After three trips back to my hometown, the job is finally finished. The house has been emptied of everything except the functional furniture and I have closed the door for the last time.
As I walked away on Friday, a heavy despair came upon me that I have not felt before during this grief process. The reality is settling in that I am ultimately alone in the world now. The parents who gave me life both are gone and even the house that sheltered my growth is no longer there for me.
I have no home.
Although I have my own family and house, I am still an orphan with no safe place to return to when life overwhelms me.
There is no door that is left always open for me...
no light that burns in the window all night for me...
no eye that sparkles at the mention of my name...
no heart that has already forgiven my shortcomings before I even recognize them.
I am in mourning. I am finally beginning to understand what that means and to experience the depth and breadth of this process.
In his book The Hidden Gospel Neill Douglas-Klotz says that "to mourn" in Aramaic, which is the language Jesus spoke to the people when he recited the Beatitudes, can also mean "to be in confusion or turmoil, to wander, literally or figuratively."
Yes, I am in mourning. I am wandering alone and confused right now waiting to find my way back home -- but home will never be the same for me.
It is clear that I must now make a new home for myself within my own heart. There I must create a door that is always open, a light that burns eternally, a spark that cherishes my name, and a blessing of continual self-forgiveness.

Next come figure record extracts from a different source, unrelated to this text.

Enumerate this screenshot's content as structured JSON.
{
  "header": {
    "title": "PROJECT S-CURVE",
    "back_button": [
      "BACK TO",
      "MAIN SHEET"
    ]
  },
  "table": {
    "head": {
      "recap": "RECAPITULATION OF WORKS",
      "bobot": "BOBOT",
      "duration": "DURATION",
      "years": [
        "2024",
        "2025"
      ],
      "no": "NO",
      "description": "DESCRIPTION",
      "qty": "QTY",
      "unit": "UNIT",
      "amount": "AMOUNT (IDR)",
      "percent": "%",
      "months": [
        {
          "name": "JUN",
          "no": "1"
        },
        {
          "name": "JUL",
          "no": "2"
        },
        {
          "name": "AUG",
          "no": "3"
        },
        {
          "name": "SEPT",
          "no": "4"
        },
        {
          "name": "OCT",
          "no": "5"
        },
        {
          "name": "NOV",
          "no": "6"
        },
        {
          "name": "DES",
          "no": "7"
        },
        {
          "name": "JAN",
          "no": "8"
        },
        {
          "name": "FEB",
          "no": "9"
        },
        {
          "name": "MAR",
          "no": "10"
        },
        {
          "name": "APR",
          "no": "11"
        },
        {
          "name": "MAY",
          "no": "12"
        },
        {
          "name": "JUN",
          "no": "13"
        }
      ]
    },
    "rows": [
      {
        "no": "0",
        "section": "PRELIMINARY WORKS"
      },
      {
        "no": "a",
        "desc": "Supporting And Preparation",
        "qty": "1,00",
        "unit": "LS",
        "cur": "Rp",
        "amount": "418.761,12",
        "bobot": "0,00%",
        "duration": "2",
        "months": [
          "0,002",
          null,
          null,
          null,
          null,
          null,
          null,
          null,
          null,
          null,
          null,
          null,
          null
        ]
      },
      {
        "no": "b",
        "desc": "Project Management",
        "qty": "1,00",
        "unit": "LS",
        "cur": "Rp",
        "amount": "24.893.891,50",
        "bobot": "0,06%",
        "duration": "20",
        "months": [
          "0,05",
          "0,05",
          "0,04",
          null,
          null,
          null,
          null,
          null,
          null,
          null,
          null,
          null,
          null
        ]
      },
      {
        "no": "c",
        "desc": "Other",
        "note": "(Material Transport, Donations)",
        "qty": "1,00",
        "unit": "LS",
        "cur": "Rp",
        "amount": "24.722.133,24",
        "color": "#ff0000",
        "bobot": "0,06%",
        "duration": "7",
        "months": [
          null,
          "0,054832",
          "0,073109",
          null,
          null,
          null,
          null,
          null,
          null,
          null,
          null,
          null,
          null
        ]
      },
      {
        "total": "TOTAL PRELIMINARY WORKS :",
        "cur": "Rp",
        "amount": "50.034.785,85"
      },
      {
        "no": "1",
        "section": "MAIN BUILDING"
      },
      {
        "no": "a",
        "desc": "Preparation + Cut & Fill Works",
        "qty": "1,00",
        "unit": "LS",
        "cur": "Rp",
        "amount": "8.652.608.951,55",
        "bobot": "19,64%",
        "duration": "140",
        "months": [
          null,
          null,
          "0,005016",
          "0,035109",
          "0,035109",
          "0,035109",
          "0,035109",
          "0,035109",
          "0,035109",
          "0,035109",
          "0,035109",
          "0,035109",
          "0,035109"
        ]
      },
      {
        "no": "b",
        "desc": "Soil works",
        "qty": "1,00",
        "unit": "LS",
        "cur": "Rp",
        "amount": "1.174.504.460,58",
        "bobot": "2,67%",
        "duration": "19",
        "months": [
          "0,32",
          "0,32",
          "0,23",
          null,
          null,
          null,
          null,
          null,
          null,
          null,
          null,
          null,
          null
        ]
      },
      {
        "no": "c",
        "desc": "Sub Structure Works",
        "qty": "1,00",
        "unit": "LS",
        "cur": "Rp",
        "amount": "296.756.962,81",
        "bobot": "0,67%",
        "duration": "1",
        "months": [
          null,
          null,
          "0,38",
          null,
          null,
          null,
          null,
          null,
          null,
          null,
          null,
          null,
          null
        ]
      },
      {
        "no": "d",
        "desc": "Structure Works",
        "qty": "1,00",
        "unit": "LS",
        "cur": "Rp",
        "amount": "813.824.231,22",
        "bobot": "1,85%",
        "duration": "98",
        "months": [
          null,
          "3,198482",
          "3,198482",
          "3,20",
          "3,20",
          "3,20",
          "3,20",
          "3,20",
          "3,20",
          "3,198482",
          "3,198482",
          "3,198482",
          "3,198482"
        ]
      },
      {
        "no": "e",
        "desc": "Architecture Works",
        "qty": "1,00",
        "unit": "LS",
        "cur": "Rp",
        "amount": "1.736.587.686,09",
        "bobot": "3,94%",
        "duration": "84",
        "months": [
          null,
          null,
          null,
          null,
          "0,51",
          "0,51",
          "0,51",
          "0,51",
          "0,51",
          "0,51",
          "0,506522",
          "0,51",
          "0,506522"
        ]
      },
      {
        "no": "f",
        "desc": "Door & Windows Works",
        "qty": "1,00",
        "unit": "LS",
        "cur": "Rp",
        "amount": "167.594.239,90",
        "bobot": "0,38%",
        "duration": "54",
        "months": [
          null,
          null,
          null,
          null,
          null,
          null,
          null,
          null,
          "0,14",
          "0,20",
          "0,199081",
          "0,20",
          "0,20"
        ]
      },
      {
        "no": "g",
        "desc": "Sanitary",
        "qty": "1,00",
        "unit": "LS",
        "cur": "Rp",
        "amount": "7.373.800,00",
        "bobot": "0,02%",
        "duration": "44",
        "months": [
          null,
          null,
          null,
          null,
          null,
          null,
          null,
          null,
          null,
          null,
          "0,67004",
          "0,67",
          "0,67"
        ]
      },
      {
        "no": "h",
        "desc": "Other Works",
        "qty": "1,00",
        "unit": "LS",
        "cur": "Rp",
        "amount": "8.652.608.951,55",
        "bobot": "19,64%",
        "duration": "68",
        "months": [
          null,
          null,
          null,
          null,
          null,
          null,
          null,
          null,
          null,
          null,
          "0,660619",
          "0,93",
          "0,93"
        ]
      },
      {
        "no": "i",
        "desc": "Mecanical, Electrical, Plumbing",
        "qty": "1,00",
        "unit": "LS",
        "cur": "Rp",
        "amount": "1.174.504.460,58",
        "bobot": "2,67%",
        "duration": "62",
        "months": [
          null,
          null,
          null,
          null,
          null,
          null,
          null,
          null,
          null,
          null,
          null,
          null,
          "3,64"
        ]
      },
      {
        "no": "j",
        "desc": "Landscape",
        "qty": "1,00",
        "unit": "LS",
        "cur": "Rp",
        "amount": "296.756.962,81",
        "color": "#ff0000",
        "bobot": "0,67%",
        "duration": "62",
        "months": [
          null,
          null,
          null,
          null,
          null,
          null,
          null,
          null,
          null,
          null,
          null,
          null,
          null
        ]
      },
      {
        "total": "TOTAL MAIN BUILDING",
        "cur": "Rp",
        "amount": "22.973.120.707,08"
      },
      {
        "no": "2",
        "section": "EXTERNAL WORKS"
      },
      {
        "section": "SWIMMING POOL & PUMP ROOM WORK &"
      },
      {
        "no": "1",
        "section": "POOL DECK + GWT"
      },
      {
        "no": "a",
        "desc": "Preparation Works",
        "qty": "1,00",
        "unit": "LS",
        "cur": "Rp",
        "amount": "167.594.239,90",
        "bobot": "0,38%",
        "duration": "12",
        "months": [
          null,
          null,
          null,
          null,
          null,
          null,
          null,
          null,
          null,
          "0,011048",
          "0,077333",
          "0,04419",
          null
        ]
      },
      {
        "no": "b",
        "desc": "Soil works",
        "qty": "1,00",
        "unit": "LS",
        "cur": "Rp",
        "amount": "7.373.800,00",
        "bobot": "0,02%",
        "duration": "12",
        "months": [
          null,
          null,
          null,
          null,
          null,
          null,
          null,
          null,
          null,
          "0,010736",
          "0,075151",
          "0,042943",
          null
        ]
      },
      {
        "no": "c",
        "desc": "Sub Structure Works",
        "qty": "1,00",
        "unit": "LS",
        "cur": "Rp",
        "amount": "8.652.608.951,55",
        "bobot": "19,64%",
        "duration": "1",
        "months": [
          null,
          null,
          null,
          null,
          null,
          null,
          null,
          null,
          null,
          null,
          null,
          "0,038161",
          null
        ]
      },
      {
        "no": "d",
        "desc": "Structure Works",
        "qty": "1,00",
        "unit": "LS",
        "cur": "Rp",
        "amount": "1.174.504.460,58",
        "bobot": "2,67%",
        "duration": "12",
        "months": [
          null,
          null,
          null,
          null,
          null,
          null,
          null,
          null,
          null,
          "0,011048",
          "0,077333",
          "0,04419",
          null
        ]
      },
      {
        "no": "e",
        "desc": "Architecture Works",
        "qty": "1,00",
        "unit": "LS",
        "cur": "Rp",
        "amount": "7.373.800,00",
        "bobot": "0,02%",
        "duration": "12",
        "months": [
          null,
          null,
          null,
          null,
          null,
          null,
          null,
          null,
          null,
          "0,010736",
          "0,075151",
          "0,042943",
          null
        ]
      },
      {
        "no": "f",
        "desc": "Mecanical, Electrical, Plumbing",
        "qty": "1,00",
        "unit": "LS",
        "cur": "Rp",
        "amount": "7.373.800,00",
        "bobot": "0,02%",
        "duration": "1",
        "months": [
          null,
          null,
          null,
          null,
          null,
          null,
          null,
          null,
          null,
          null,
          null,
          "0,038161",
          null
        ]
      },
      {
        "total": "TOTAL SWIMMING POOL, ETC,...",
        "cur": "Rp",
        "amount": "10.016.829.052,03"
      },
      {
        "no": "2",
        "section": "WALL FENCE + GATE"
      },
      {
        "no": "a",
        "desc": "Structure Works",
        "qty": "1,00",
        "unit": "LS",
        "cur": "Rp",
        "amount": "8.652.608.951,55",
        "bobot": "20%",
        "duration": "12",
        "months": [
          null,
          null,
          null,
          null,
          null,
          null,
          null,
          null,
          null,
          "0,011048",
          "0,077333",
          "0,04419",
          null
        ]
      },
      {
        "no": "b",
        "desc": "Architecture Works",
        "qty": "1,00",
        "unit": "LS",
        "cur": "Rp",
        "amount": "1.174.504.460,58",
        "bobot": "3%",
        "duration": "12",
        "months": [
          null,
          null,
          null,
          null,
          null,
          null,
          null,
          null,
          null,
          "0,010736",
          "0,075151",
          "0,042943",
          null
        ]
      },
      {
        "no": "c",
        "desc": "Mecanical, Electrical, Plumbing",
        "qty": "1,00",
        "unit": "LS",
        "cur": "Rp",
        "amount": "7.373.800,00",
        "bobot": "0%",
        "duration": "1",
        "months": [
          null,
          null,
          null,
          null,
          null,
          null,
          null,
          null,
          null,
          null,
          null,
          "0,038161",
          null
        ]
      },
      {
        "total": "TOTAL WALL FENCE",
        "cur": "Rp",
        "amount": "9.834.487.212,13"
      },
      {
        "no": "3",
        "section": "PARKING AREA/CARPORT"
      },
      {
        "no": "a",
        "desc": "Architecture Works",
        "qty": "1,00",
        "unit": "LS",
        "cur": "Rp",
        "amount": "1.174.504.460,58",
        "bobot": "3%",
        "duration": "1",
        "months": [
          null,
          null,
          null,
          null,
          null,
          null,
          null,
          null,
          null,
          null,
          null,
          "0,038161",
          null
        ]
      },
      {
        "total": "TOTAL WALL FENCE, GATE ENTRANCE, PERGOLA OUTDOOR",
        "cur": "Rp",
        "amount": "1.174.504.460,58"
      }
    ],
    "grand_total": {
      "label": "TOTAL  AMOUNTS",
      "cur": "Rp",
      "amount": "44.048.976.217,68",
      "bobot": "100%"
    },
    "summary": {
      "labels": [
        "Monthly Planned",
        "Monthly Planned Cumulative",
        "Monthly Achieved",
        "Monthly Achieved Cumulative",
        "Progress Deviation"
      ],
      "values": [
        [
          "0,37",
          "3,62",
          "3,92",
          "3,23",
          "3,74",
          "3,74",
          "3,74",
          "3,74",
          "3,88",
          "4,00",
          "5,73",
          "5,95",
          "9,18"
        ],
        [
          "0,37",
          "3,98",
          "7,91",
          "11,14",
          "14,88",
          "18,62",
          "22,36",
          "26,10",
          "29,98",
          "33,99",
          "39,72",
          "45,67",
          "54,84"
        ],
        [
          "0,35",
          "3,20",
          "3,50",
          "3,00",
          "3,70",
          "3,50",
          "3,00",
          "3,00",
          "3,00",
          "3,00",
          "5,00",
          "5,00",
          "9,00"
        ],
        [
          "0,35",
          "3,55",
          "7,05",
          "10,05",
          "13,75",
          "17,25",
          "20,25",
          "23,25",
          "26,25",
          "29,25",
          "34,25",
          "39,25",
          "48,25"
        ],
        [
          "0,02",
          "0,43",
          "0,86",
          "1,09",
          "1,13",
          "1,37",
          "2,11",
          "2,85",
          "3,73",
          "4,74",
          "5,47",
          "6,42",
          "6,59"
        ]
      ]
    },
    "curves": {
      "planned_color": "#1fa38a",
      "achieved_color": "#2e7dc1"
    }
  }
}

For the first time in my life I believe I now understand the message of Easter and the concept of resurrection. There is new life that follows grief and mourning. And I must continue to wander until I find my way to that place of comfort. This is indeed a sacred journey, and though I cannot discern the path at this time, I know that I must trust it and keep moving forward one step at a time.
And I also know that there are many, many other wanderers on this path of mourning, though I can't see them from where I sit right now. To each of you, I send my love and compassion and a reminder that there is hope... there is resurrection. We simply must wait in the darkness a little longer before it will be revealed.